等那如同羽毛般的親吻停下來,他才睜開眼睛看向虞漁。
眼睛又泛起了濕紅,比剛才更紅。
虞漁拉著他的手在沙發上坐下來。
他有點同手同腳。
來到沙發上的虞漁盯著他的眼睛多看了兩眼,隨即打開了筆記本。
“好了,我們還有正事要辦呢。”
“你還有沒有在北極的照片,我想看看。”
“給我講一講研究所的故事。”
“你在那邊有什么趣事么”
虞漁抱著筆記本。
眼睛露出半截,從屏幕后面看向他。
周憐愣了一下。
原來虞漁說的正事事這個。
“你在寫什么”
“寫一篇以你為原型的小說。
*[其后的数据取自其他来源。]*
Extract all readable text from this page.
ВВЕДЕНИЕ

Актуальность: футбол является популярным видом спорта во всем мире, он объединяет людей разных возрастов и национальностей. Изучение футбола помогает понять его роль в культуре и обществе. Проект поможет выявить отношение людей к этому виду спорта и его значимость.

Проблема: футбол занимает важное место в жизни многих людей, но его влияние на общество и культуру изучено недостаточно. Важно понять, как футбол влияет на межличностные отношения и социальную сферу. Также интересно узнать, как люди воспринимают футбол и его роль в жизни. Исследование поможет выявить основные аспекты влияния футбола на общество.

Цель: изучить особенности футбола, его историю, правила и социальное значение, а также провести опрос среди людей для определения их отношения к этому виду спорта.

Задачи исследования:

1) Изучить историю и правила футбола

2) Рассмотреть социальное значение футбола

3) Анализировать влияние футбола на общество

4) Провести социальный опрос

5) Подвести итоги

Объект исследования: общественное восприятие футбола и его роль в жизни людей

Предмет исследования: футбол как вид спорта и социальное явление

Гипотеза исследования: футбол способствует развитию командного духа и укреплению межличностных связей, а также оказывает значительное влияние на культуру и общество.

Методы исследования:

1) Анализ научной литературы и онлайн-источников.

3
”
不是劇本,而是小說。
她在完整創造著故事。
“以我為原型。”
“你是我在這個世界上,見過最特別的人之一。”
虞漁毫不吝嗇地朝他丟來文字包袱。
周憐大概是聽進去了。
他臉上的紅暈還沒有消退,聽虞漁這么一說,那雙眼睛又放空了一點。
眼瞼和眼圈處還是紅紅的。
“周憐,你的名字真的很合適你。”
“你看起來好可憐,也好可愛。”
虞漁像只貓一樣,縮在沙發的那一頭,毫無顧忌地說著自己對他的看法。
她白皙的腳趾陷入沙發里,泛著柔軟的粉色,仿佛感知不到危險,認為周憐不會對他有任何企圖,所以在周憐的面前,像是翻過肚皮的貓一樣,隨意展現自己的姿態。
“可憐。”
“可愛”
周憐復述著兩個詞,心情怪異得難以形容。
可是他沒辦法將眼神從虞漁身上移開,姑且默認她說的話正確。
隨即他們干起了正事。
虞漁詢問著他一些研究的經歷。
她的問題角度往往刁鉆。
比如“夜晚會一個人出去看雪嗎”
比如“有沒有看到過別人眼里的討厭。”
比如“那些動物有沒有舔過你的手指。”
又比如“你在夜深人靜的時候會有欲望嗎”
問的問題越來越“過分”。
然而她又不像是在調情,她興奮地舔著嘴唇,電腦光照在她面頰的潮紅上,使得周憐感覺自己仿佛被置身于玻璃皿中觀察。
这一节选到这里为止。